Transforming Data with Embedded Spark

Alec Lebedev
Nov 27 · 12 min read

In this article we continue the exploration of Spark jobs written in Scala by building up on the foundation established in the previous article in this series “Playing with Spark Scala: Warmup Game”. The goal of this article is to enhance our transformer job to handle a practical use case and get some insights into operational details of Spark job execution. The article is organized as follows:

1. Generating Test TPC-H Data
2. Transforming LineItem Data
2.1 Choosing Table Schema Representation
2.2 Defining LineItem Table Schema
2.3 Creating LineItem Table in Hive
2.4 Reading Raw LineItem Data
2.5 Transforming LineItem Data from CSV to ORC
3. Gleaning insights into Spark job performance
4. Finalizing feature implementation
5. Summary

Generating Test TPC-H Data

In this article, we will implement the transformation of TPC-H benchmark data from its raw text format to a columnar format. From the TPC-H website:

The TPC Benchmark™H (TPC-H) is a decision support benchmark. It consists of a suite of business oriented ad-hoc queries and concurrent data modifications.
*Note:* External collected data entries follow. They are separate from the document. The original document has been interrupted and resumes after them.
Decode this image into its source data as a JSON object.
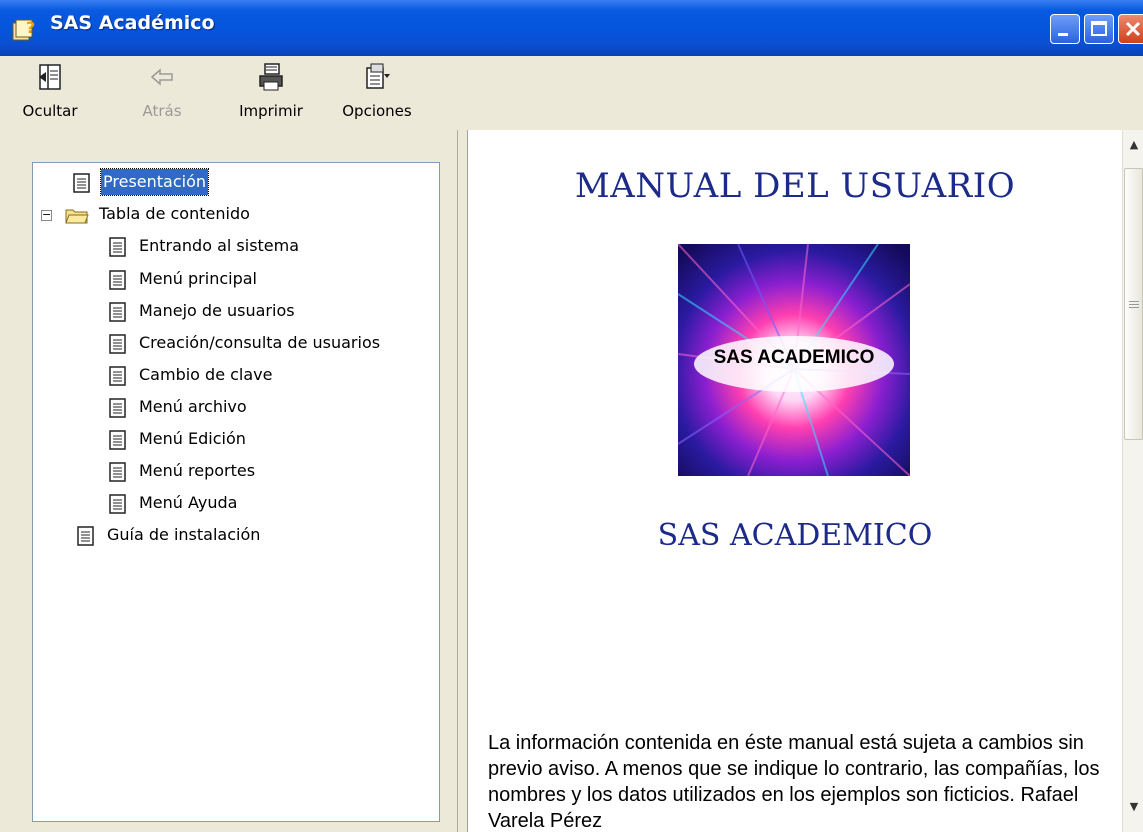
{
  "window": {
    "title": "SAS Académico"
  },
  "toolbar": {
    "hide_label": "Ocultar",
    "back_label": "Atrás",
    "print_label": "Imprimir",
    "options_label": "Opciones"
  },
  "tree": {
    "presentation": "Presentación",
    "toc": "Tabla de contenido",
    "items": [
      "Entrando al sistema",
      "Menú principal",
      "Manejo de usuarios",
      "Creación/consulta de usuarios",
      "Cambio de clave",
      "Menú archivo",
      "Menú Edición",
      "Menú reportes",
      "Menú Ayuda"
    ],
    "install_guide": "Guía de instalación"
  },
  "content": {
    "heading": "MANUAL DEL USUARIO",
    "cover_text": "SAS ACADEMICO",
    "subheading": "SAS ACADEMICO",
    "paragraph": "La información contenida en éste manual está sujeta a cambios sin previo aviso. A menos que se indique lo contrario, las compañías, los nombres y los datos utilizados en los ejemplos son ficticios. Rafael Varela Pérez"
  },
  "colors": {
    "title_bar": "#0454dc",
    "heading_text": "#1c2a8a",
    "selection": "#316ac5"
  }
}
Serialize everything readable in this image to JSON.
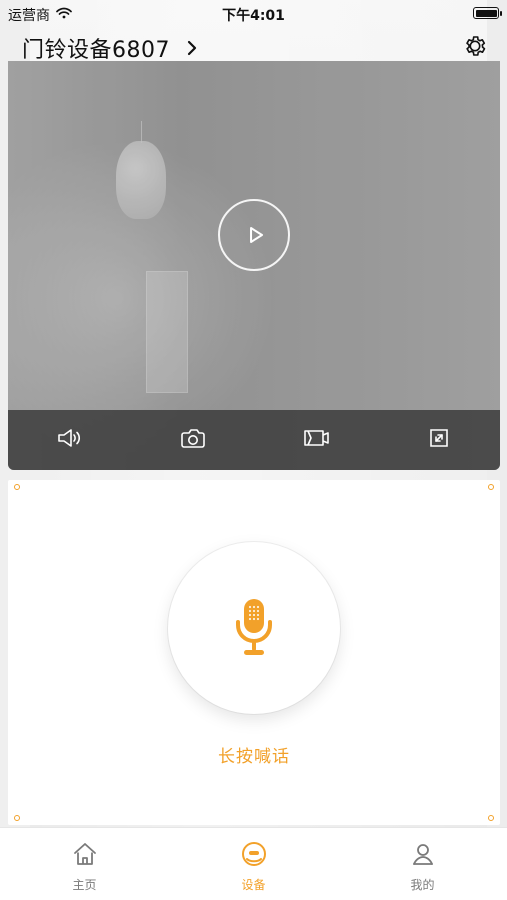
{
  "status_bar": {
    "carrier": "运营商",
    "time": "下午4:01"
  },
  "header": {
    "title": "门铃设备6807"
  },
  "video": {
    "icons": {
      "play": "play-icon",
      "toolbar": [
        "speaker-icon",
        "camera-icon",
        "video-record-icon",
        "fullscreen-icon"
      ]
    }
  },
  "voice": {
    "label": "长按喊话",
    "icon": "microphone-icon"
  },
  "tabbar": {
    "items": [
      {
        "label": "主页",
        "icon": "home-icon"
      },
      {
        "label": "设备",
        "icon": "device-icon"
      },
      {
        "label": "我的",
        "icon": "user-icon"
      }
    ]
  },
  "colors": {
    "accent": "#f2a12a",
    "toolbar_bg": "#3c3c3c",
    "tab_inactive": "#7a7a7a"
  }
}
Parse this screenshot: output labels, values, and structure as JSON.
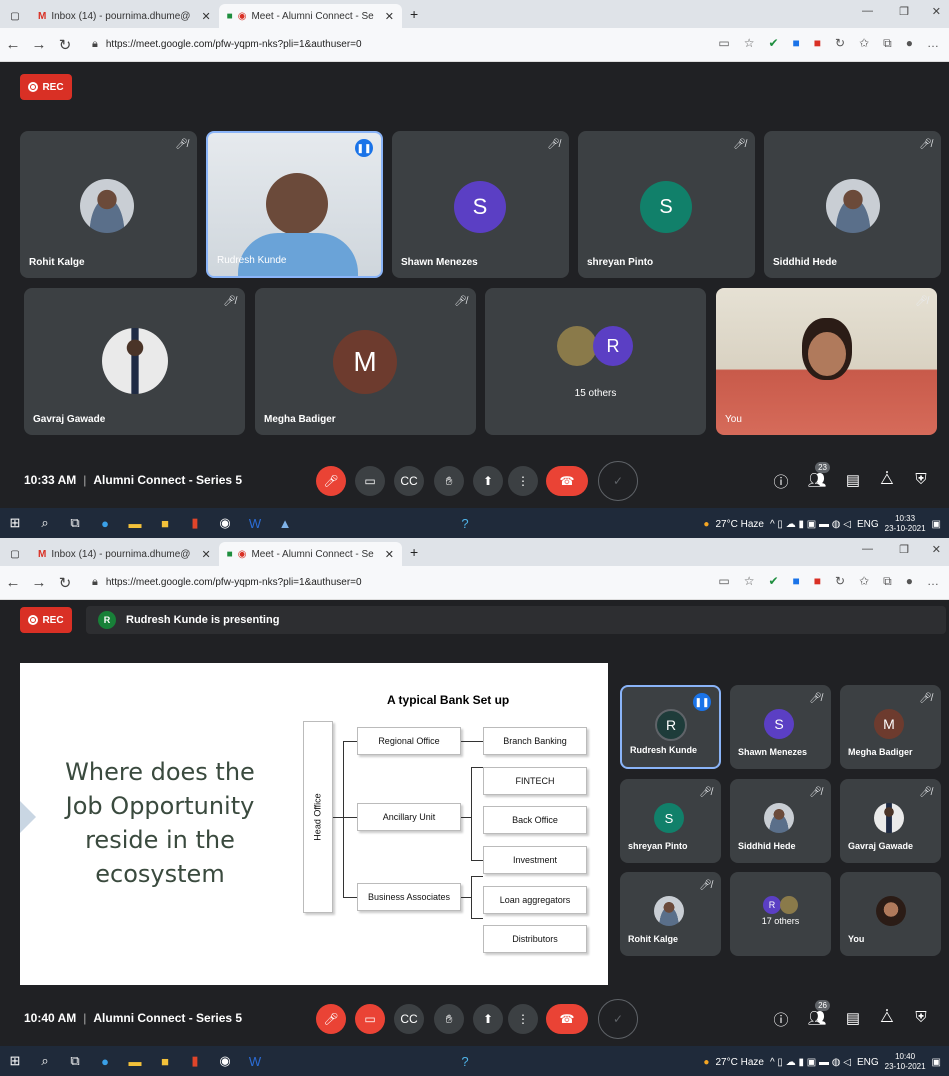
{
  "browser": {
    "tabs": [
      {
        "label": "Inbox (14) - pournima.dhume@",
        "icon": "gmail-icon"
      },
      {
        "label": "Meet - Alumni Connect - Se",
        "icon": "meet-icon"
      }
    ],
    "new_tab": "+",
    "url": "https://meet.google.com/pfw-yqpm-nks?pli=1&authuser=0"
  },
  "rec_label": "REC",
  "meeting_title": "Alumni Connect - Series 5",
  "screen1": {
    "time": "10:33 AM",
    "participants_badge": "23",
    "participants": [
      {
        "name": "Rohit Kalge"
      },
      {
        "name": "Rudresh Kunde"
      },
      {
        "name": "Shawn Menezes",
        "initial": "S",
        "color": "#5b3fc4"
      },
      {
        "name": "shreyan Pinto",
        "initial": "S",
        "color": "#11806a"
      },
      {
        "name": "Siddhid Hede"
      },
      {
        "name": "Gavraj Gawade"
      },
      {
        "name": "Megha Badiger",
        "initial": "M",
        "color": "#6d3b2e"
      },
      {
        "name": "15 others",
        "initial": "R",
        "color": "#5b3fc4"
      },
      {
        "name": "You"
      }
    ],
    "taskbar": {
      "temp": "27°C Haze",
      "lang": "ENG",
      "time": "10:33",
      "date": "23-10-2021"
    }
  },
  "screen2": {
    "time": "10:40 AM",
    "participants_badge": "26",
    "presenting_initial": "R",
    "presenting_text": "Rudresh Kunde is presenting",
    "slide": {
      "question": "Where does the Job Opportunity reside in the ecosystem",
      "title": "A typical Bank Set up",
      "head": "Head Office",
      "level1": [
        "Regional Office",
        "Ancillary Unit",
        "Business Associates"
      ],
      "level2": [
        "Branch Banking",
        "FINTECH",
        "Back Office",
        "Investment",
        "Loan aggregators",
        "Distributors"
      ]
    },
    "participants": [
      {
        "name": "Rudresh Kunde",
        "initial": "R",
        "color": "#1e3c3a"
      },
      {
        "name": "Shawn Menezes",
        "initial": "S",
        "color": "#5b3fc4"
      },
      {
        "name": "Megha Badiger",
        "initial": "M",
        "color": "#6d3b2e"
      },
      {
        "name": "shreyan Pinto",
        "initial": "S",
        "color": "#11806a"
      },
      {
        "name": "Siddhid Hede"
      },
      {
        "name": "Gavraj Gawade"
      },
      {
        "name": "Rohit Kalge"
      },
      {
        "name": "17 others",
        "initial": "R",
        "color": "#5b3fc4"
      },
      {
        "name": "You"
      }
    ],
    "taskbar": {
      "temp": "27°C Haze",
      "lang": "ENG",
      "time": "10:40",
      "date": "23-10-2021"
    }
  }
}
The goal here is not to benchmark the Spark transformation job, for which TPC-DI benchmark would have been more appropriate, but to generate some data which we can use to benchmark query performance of Spark and other query engines against the data transformed.

Let’s generate some TPC-H sample data with tpch-kit tool. The following will create a benchmark dataset of about 100KB, which is small enough to be checked in to the project repo and use in the integration tests run by our GitLab CI/CD pipeline. Alternatively, we could have uploaded the sample dataset to a shared location, such as a bucket in S3, and configure the build process to download the file before running the tests. (You may need to adjust the build command if you are not running on Mac OS.)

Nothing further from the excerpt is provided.